В четыре тридцать звонок возвестил об окончании лекций в этот день. Я закрыла свои учебники и смотрела, как профессор Тилси шаркающей походкой направляется к выходу. Мне было немного жаль старика. Ему пришлось отложить свой уход в отставку, потому что очень многие молодые преподаватели отправились воевать на Западный фронт. Смерть Мэтью Мэйкписа, который должен был читать сегодня лекцию и считался, по словам старого профессора, «одним из наиболее талантливых ученых своего поколения», была «невосполнимой утратой для факультета и всего университета в целом». Я должна была согласиться с ним: Мэйкпис являлся одним из немногих признанных в Англии авторитетов в области творчества Луини. Я успела посетить три его лекции до того, как он записался добровольцем на фронт. Ирония судьбы, по которой такой человек, как он, оказался изрешеченным германскими пулями на заграждении из колючей проволоки где-то посреди Франции, не давала мне покоя.
Я училась на первом курсе Бедфорда. Времени вечно не хватало, и я ужасно нуждалась в Чарли, который освободил бы меня от забот, связанных с магазином. Я писала ему в Эдинбург, в то время как он уже находился в Бельгии; в Бельгию, когда он был во Франции, и во Францию — в тот самый момент, когда он вернулся в Эдинбург. Казалось, что королевская почта была не в состоянии догнать его, да и мне уже не хотелось, чтобы Чарли заочно узнал о моих занятиях, лишив меня возможности самой увидеть его реакцию.
Якоб Коген обещал направить Чарли в Челси, как только тот вновь объявится на Уайтчапел-роуд. Наверное, это будет еще не скоро, к моему сожалению.
Я собрала учебники и сложила их в свой старый школьный портфель, тот самый, который подарил мне мой отец — Тата — в день сдачи экзаменов в лицей Святого Павла. Буквы, которые он с такой гордостью нанес на самом видном месте, уже выцвели, а кожаная ручка почти протерлась, так что последнее время мне приходилось носить его под мышкой, ведь Тата никогда бы не стал покупать мне новый портфель, пока можно было пользоваться старым.

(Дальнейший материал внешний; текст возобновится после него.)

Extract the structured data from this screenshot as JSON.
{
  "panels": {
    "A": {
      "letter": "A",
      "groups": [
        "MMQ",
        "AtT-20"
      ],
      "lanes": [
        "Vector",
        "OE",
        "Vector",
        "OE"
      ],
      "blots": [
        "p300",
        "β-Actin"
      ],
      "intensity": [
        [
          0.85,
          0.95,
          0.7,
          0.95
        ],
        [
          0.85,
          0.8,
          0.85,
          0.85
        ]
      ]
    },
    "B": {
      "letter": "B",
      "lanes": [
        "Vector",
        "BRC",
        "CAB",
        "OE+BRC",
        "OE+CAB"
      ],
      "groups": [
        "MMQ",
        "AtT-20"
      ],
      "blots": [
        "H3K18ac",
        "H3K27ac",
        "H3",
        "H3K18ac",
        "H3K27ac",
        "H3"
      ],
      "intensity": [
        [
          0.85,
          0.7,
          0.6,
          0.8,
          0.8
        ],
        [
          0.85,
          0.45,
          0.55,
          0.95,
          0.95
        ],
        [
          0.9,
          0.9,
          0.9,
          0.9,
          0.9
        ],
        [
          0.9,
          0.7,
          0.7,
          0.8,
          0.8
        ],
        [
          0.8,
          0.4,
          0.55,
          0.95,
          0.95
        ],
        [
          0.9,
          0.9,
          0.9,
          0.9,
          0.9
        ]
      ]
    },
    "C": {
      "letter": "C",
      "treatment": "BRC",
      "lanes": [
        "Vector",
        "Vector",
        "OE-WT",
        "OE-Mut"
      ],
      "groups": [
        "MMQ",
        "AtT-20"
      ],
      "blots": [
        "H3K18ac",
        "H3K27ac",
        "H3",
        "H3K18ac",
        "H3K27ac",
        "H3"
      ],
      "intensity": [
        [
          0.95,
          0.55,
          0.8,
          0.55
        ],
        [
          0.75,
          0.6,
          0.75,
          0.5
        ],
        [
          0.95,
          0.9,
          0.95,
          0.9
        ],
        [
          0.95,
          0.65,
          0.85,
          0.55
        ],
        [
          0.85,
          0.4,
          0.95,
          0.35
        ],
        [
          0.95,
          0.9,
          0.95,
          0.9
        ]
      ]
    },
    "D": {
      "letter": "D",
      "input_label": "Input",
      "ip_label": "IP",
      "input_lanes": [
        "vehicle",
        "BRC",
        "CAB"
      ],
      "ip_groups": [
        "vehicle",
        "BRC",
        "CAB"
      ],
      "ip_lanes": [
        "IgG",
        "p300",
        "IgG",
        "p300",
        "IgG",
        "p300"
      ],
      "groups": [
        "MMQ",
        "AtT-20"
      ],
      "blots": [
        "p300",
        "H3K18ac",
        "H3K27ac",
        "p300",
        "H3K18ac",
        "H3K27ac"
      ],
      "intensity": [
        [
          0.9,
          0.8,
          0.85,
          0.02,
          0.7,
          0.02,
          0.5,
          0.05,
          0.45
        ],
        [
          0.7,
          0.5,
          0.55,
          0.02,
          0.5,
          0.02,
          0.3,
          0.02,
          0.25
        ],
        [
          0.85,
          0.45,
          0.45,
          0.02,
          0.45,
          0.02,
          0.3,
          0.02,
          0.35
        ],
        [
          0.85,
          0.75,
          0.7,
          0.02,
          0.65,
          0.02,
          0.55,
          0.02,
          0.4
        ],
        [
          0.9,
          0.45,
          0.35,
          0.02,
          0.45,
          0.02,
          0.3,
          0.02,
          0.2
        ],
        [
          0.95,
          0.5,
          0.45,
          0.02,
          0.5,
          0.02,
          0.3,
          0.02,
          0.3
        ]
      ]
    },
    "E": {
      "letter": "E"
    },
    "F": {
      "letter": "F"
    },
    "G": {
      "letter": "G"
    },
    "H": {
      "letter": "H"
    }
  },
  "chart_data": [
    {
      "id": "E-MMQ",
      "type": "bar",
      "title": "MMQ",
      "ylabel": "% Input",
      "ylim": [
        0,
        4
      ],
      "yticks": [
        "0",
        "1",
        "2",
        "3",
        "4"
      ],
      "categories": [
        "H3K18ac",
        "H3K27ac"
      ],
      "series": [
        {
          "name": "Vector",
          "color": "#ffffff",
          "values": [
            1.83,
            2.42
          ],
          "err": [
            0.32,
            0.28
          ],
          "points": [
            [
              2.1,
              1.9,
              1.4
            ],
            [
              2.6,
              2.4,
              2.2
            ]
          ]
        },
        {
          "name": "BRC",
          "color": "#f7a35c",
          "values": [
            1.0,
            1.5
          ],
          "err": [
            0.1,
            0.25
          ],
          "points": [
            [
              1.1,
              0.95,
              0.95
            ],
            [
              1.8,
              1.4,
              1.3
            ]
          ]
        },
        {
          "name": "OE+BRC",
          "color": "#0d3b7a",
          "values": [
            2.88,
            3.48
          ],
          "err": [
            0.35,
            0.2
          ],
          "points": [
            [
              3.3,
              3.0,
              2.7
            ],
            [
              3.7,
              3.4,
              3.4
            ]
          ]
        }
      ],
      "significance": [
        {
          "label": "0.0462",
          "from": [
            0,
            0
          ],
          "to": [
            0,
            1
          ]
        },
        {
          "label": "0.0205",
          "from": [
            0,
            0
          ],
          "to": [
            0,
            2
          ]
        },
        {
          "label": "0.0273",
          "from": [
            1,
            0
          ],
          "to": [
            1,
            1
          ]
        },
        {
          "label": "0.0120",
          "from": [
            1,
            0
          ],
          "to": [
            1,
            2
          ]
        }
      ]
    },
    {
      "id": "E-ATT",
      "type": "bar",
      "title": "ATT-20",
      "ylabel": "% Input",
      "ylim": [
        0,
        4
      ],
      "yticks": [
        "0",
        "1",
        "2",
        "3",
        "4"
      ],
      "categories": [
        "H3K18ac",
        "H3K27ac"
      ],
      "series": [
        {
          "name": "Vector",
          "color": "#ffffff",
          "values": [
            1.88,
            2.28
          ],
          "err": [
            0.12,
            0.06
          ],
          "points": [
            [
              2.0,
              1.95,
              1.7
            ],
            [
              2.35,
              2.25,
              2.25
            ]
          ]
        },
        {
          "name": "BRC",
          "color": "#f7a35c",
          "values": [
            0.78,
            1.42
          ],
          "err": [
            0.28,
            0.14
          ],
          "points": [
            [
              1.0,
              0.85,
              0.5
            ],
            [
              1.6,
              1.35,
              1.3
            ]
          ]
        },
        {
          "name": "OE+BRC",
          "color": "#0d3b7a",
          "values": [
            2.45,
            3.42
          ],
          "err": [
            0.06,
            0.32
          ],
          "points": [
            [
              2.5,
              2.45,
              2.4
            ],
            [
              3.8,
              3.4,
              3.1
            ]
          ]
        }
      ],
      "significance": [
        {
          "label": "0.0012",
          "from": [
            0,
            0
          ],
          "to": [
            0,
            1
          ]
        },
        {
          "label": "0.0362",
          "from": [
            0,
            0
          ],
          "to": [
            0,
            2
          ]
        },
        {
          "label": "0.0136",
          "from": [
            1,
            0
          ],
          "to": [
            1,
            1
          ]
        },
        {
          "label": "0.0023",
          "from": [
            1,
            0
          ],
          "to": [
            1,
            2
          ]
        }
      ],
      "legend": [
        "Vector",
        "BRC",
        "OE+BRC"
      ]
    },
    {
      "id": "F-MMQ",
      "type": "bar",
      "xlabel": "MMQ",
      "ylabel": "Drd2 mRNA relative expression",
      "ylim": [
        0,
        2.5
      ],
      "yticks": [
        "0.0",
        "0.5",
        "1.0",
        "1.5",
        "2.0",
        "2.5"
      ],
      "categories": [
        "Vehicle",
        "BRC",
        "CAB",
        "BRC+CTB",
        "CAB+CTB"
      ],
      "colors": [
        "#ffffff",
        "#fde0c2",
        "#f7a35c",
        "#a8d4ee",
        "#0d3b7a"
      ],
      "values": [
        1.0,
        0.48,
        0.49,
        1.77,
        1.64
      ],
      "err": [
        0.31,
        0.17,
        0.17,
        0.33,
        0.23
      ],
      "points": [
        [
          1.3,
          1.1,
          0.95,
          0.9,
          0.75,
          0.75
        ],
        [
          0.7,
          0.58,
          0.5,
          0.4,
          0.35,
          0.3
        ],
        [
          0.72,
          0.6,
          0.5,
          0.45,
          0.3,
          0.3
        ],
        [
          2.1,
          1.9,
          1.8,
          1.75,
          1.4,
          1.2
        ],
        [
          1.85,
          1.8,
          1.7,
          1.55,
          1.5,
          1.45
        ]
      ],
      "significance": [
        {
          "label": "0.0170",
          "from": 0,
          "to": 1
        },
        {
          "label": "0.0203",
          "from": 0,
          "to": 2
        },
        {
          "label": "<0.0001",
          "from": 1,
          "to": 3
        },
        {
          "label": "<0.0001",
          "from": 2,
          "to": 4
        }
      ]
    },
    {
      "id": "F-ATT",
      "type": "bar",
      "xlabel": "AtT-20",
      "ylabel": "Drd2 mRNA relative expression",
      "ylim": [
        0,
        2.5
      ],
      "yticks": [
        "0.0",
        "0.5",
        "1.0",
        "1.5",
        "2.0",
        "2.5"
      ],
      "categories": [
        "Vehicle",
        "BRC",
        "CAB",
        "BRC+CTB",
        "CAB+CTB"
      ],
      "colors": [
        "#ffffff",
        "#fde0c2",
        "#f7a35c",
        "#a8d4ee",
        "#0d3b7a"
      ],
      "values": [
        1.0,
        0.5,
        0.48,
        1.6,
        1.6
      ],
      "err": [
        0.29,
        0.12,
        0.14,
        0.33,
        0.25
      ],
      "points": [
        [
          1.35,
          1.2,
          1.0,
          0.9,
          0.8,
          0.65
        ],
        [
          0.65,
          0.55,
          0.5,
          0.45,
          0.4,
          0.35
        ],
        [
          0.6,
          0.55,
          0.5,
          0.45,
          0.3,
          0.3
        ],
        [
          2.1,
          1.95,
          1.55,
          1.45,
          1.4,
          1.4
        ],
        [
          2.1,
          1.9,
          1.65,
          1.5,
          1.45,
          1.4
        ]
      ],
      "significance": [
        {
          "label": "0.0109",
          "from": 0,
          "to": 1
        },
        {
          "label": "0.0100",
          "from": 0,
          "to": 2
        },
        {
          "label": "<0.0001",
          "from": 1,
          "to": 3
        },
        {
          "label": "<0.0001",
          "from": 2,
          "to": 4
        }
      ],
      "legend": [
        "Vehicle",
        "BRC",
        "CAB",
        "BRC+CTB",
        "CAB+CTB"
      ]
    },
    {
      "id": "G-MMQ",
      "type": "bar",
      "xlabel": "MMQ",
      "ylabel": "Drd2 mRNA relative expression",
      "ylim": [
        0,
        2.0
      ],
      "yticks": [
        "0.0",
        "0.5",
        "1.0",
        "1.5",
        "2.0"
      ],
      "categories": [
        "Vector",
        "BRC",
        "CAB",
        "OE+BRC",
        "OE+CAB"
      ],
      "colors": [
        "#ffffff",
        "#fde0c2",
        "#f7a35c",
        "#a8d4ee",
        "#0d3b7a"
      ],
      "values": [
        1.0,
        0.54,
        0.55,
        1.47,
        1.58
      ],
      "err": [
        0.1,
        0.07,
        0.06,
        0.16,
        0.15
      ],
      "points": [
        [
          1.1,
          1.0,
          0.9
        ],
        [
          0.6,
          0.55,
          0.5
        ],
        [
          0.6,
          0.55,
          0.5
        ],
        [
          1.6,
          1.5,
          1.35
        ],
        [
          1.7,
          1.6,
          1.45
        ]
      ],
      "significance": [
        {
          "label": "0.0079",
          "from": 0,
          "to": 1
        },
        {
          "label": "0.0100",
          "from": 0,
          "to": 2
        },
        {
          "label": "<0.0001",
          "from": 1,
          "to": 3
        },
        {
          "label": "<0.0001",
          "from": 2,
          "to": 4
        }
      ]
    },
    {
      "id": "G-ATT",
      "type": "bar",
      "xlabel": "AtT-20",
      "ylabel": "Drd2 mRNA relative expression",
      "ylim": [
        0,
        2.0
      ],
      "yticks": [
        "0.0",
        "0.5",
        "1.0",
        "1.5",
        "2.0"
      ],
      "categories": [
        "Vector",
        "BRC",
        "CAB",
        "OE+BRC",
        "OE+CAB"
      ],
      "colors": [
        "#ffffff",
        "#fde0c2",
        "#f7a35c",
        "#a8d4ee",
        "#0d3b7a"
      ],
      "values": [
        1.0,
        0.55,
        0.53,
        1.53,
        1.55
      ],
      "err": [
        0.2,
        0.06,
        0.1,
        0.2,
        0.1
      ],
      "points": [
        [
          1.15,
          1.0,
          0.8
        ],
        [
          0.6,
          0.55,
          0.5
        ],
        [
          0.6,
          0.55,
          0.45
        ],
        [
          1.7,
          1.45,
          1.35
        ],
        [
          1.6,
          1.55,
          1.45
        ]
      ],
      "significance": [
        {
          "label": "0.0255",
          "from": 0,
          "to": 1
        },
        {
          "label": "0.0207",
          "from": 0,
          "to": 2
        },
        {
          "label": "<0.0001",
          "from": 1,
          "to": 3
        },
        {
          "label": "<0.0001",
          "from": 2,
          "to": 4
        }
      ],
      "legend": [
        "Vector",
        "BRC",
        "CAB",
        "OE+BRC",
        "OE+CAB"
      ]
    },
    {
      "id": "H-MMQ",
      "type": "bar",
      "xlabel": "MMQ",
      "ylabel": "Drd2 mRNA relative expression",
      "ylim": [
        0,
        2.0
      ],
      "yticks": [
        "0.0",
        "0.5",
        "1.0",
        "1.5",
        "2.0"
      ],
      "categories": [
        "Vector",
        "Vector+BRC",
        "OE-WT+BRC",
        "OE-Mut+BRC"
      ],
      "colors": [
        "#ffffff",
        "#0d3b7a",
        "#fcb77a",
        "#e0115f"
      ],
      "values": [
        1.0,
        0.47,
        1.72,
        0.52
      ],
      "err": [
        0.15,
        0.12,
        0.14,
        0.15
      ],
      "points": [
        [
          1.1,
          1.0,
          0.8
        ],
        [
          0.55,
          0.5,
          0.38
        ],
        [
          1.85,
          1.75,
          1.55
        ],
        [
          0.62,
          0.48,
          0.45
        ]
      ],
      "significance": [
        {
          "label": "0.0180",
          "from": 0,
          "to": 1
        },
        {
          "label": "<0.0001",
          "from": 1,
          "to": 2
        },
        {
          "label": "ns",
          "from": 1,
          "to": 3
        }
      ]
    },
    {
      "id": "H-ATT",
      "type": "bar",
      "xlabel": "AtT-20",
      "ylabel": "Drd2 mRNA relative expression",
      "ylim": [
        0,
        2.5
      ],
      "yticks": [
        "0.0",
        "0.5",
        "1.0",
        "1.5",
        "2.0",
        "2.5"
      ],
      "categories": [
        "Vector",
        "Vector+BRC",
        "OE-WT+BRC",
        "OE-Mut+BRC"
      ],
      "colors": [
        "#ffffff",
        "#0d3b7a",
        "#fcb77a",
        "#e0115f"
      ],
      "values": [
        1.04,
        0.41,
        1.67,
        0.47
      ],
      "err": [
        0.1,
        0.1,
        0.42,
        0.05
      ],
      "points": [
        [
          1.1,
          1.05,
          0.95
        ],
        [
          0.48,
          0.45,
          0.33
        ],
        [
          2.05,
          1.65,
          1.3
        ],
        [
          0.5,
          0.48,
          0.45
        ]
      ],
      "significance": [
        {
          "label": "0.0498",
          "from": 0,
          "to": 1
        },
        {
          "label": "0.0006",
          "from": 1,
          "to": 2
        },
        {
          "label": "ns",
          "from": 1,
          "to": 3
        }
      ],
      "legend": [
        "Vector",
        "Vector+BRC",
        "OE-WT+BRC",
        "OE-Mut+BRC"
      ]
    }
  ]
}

Каким строгим всегда был со мной Тата. Пару раз он даже брался за ремень. Один раз это случилось из-за того, что я тайком таскала у него за спиной плюшки, или, как называла их мать, «сдобу». В то же время он никогда не возражал, сколько бы я ни брала их в лавке, если предварительно спрашивала разрешения. Во второй раз он схватился за ремень, когда я сказала «черт», порезав палец, в то время, как чистила яблоко. Хотя я не воспитывалась в еврейской вере, — моя мать даже слышать об этом не хотела — он, тем не менее, распространял на меня все те стандарты, которые являлись неотъемлемой частью его собственного воспитания, и никогда не терпел с моей стороны, как он иногда выражался, «неприемлемого поведения».
Прошло много лет, прежде чем я узнала, какому осуждению подвергся Тата, когда он сделал предложение моей матери, католичке по вероисповеданию. Он обожал ее и никогда не жаловался в моем присутствии, что ему одному приходится посещать синагогу.